Я двинулся прочь в душевую. Весь прошлый год я тренировался нырять, и уже знал свой придел.
- Сколько сможешь? – спросила девушка.
- Больше двадцати пяти метров, - гордо ответил парень.
- Насмешил! – фыркнула она, - а пятьдесят?
Я напоследок посмотрел на белоголовку, не попадалась ли она мне раньше, вроде нет. Уже в коридоре я услышал:
- Всё равно проплыву больше всех!
- Спорим на поцелуй?
Я вернулся к воде. Я знаю только трёх человек, которые могут одолеть бассейн в оба конца. Повезёт – увижу чётвёртого.
- Ребята! – кричала курносая девушка в белой резиновой шапочке, - будете нырять?
Она оглядывалась, а её собеседник в синей шапочке угрюмо сверлил девушку взглядом.
- Я поцелую того, кто пронырнёт дальше!
- Целуй меня, буду первым!
- Кто ещё! Всем можно! – позвала белоголовка.
Я набросил полотенце на плечи и подошёл к столику, где должен был сидеть дежурный тренер и следить за посетителями, как бы чего не вышло. Тренера не было. Только две студентки мерзли, сжимая в руках зачетки.
- Дура, эта Анька! Если кто утонет? – возмутилась одна.
- Она их подначивает, - злилась другая.
- Пойду, скажу, пусть их разгонят, - грозилась первая.
- Остановись! Никто не утонет, откачают, а ей вставят по полной.

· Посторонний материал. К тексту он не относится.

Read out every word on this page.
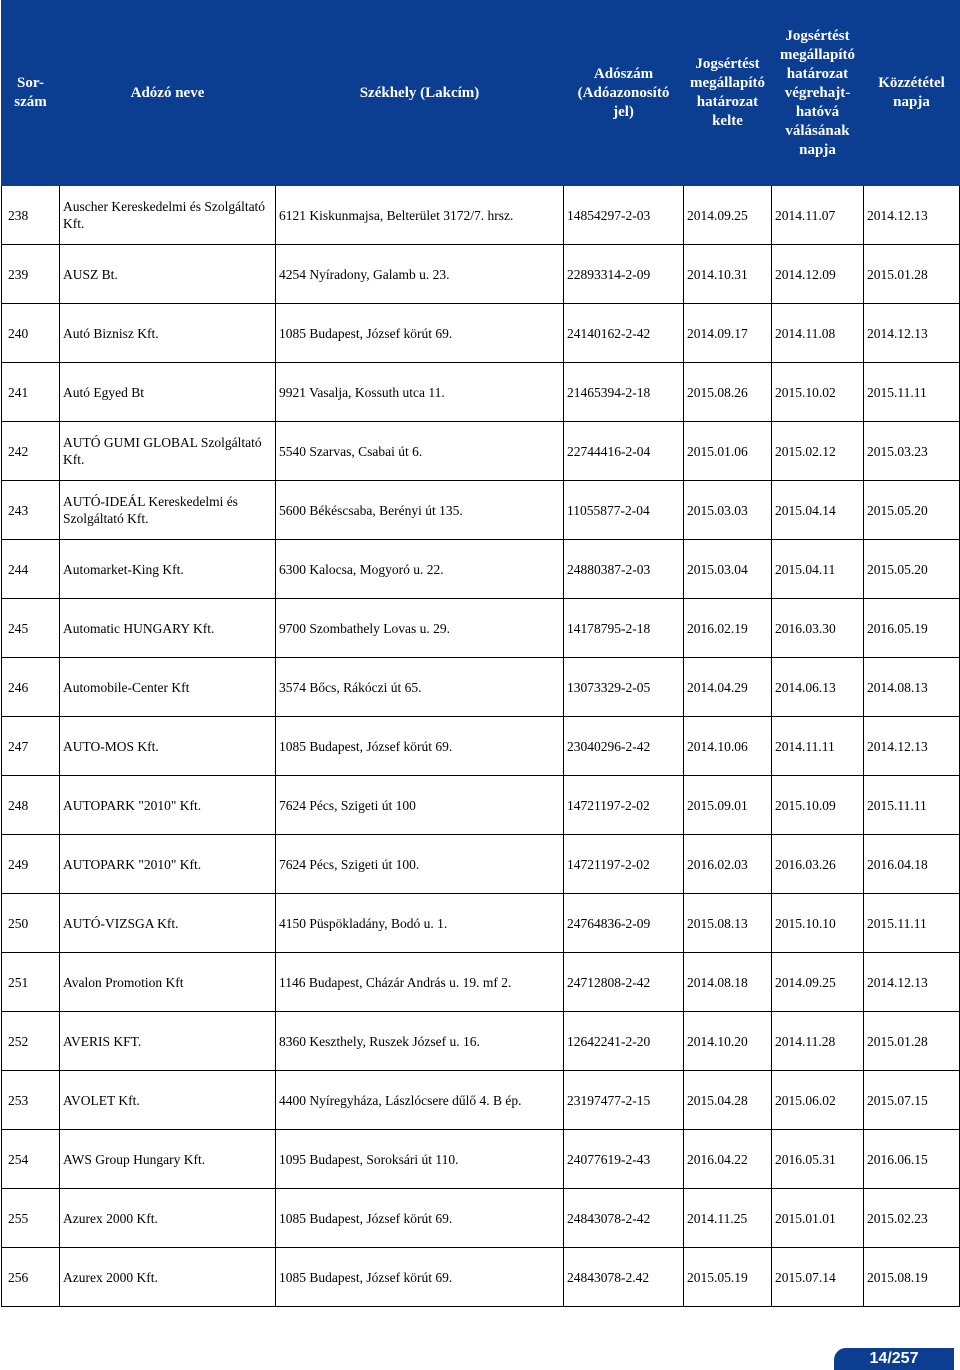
Sor-szám	Adózó neve	Székhely (Lakcím)	Adószám (Adóazonosító jel)	Jogsértést megállapító határozat kelte	Jogsértést megállapító határozat végrehajt-hatóvá válásának napja	Közzététel napja
238	Auscher Kereskedelmi és Szolgáltató Kft.	6121 Kiskunmajsa, Belterület 3172/7. hrsz.	14854297-2-03	2014.09.25	2014.11.07	2014.12.13
239	AUSZ Bt.	4254 Nyíradony, Galamb u. 23.	22893314-2-09	2014.10.31	2014.12.09	2015.01.28
240	Autó Biznisz Kft.	1085 Budapest, József körút 69.	24140162-2-42	2014.09.17	2014.11.08	2014.12.13
241	Autó Egyed Bt	9921 Vasalja, Kossuth utca 11.	21465394-2-18	2015.08.26	2015.10.02	2015.11.11
242	AUTÓ GUMI GLOBAL Szolgáltató Kft.	5540 Szarvas, Csabai út 6.	22744416-2-04	2015.01.06	2015.02.12	2015.03.23
243	AUTÓ-IDEÁL Kereskedelmi és Szolgáltató Kft.	5600 Békéscsaba, Berényi út 135.	11055877-2-04	2015.03.03	2015.04.14	2015.05.20
244	Automarket-King Kft.	6300 Kalocsa, Mogyoró u. 22.	24880387-2-03	2015.03.04	2015.04.11	2015.05.20
245	Automatic HUNGARY Kft.	9700 Szombathely Lovas u. 29.	14178795-2-18	2016.02.19	2016.03.30	2016.05.19
246	Automobile-Center Kft	3574 Bőcs, Rákóczi út 65.	13073329-2-05	2014.04.29	2014.06.13	2014.08.13
247	AUTO-MOS Kft.	1085 Budapest, József körút 69.	23040296-2-42	2014.10.06	2014.11.11	2014.12.13
248	AUTOPARK "2010" Kft.	7624 Pécs, Szigeti út 100	14721197-2-02	2015.09.01	2015.10.09	2015.11.11
249	AUTOPARK "2010" Kft.	7624 Pécs, Szigeti út 100.	14721197-2-02	2016.02.03	2016.03.26	2016.04.18
250	AUTÓ-VIZSGA Kft.	4150 Püspökladány, Bodó u. 1.	24764836-2-09	2015.08.13	2015.10.10	2015.11.11
251	Avalon Promotion Kft	1146 Budapest, Cházár András u. 19. mf 2.	24712808-2-42	2014.08.18	2014.09.25	2014.12.13
252	AVERIS KFT.	8360 Keszthely, Ruszek József u. 16.	12642241-2-20	2014.10.20	2014.11.28	2015.01.28
253	AVOLET Kft.	4400 Nyíregyháza, Lászlócsere dűlő 4. B ép.	23197477-2-15	2015.04.28	2015.06.02	2015.07.15
254	AWS Group Hungary Kft.	1095 Budapest, Soroksári út 110.	24077619-2-43	2016.04.22	2016.05.31	2016.06.15
255	Azurex 2000 Kft.	1085 Budapest, József körút 69.	24843078-2-42	2014.11.25	2015.01.01	2015.02.23
256	Azurex 2000 Kft.	1085 Budapest, József körút 69.	24843078-2.42	2015.05.19	2015.07.14	2015.08.19
14/257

В бассейне МГУ правилами запрещалось плавать под водой. Мне не раз делали замечания, когда я нырял, боялись, что студенты будут брать пример и кто-нибудь утонет.
Боялись не зря.
Я сбросил полотенце, вдыхая глубже, вернулся к воде, где вокруг курносой белоголовки собралось четверо парней.
- Дышите три минуты, и, когда скажу, ныряйте, - руководила та.

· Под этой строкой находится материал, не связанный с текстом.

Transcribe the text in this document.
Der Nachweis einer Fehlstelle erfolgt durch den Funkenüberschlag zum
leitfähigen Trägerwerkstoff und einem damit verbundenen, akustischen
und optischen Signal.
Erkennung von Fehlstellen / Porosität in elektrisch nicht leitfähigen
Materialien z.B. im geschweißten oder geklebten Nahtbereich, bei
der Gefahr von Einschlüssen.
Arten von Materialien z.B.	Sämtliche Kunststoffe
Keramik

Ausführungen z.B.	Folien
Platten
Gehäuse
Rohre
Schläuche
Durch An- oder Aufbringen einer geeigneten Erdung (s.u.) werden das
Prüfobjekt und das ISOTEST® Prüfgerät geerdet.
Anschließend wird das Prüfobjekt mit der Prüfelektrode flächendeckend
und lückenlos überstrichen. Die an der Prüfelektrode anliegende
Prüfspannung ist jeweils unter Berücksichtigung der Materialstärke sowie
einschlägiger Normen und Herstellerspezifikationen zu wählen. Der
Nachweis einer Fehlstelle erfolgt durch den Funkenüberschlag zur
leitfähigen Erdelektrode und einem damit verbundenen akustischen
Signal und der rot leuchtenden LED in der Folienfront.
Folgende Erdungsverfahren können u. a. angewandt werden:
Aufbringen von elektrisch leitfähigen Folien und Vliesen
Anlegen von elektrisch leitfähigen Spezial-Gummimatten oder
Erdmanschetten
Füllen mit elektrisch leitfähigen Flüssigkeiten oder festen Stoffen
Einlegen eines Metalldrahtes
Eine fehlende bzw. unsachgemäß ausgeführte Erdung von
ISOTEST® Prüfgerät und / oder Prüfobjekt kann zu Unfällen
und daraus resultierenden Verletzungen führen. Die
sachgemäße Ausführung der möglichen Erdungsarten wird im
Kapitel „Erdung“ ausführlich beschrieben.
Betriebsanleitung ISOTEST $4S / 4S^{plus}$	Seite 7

Ребята заняли места в конце дорожек.
В МГУ бассейн длиною в двадцать пять метров.
Победителю следует сперва хорошо продышаться.

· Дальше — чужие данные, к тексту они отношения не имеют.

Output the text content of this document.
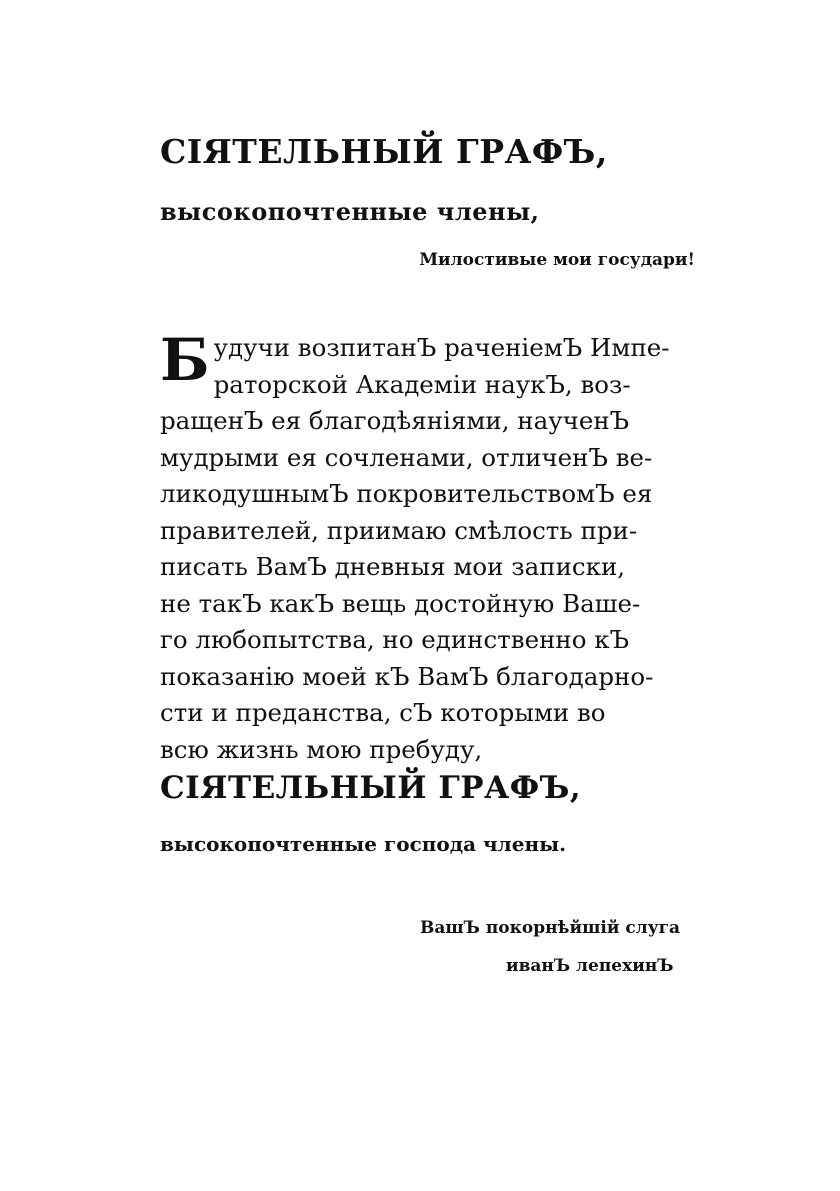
СIЯТЕЛЬНЫЙ ГРАФЪ,
высокопочтенные члены,
Милостивые мои государи!
Б удучи возпитанЪ раченiемЪ Импе-
раторской Академiи наукЪ, воз-
ращенЪ ея благодѣянiями, наученЪ
мудрыми ея сочленами, отличенЪ ве-
ликодушнымЪ покровительствомЪ ея
правителей, приимаю смѣлость при-
писать ВамЪ дневныя мои записки,
не такЪ какЪ вещь достойную Ваше-
го любопытства, но единственно кЪ
показанiю моей кЪ ВамЪ благодарно-
сти и преданства, сЪ которыми во
всю жизнь мою пребуду,
СIЯТЕЛЬНЫЙ ГРАФЪ,
высокопочтенные господа члены.
ВашЪ покорнѣйшiй слуга
иванЪ лепехинЪ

Я уже сделал шестьдесят вдохов.
- А вы? Я к вам обращаюсь!
- Ко мне? – я улыбнулся, - нет, я не умею плавать.
Она свела чёрные брови к переносице и наклонила голову на бок.
- А если я очень попрошу?
Я нагнулся к воде, увидел, какие у белоголовки голубые глаза.
У меня тоже голубые.
- Очень-очень, - повторила она, - на мой поцелуй.
У всех наших детей будут тоже голубые глаза.
- Нет, - отказался я.
Она ударила ладошкой по воде, обрызгала меня, вскарабкалась на бортик рядом.
А если белоголовка изменит мне с кареглазым, то, очень вероятно, родится кареглазый ребёнок, такой ребёнок не будет моим.
Это установленный научный факт.
Я зашагал к середине бассейна, где интереснее всего и где может понадобиться помощь, не дай бог.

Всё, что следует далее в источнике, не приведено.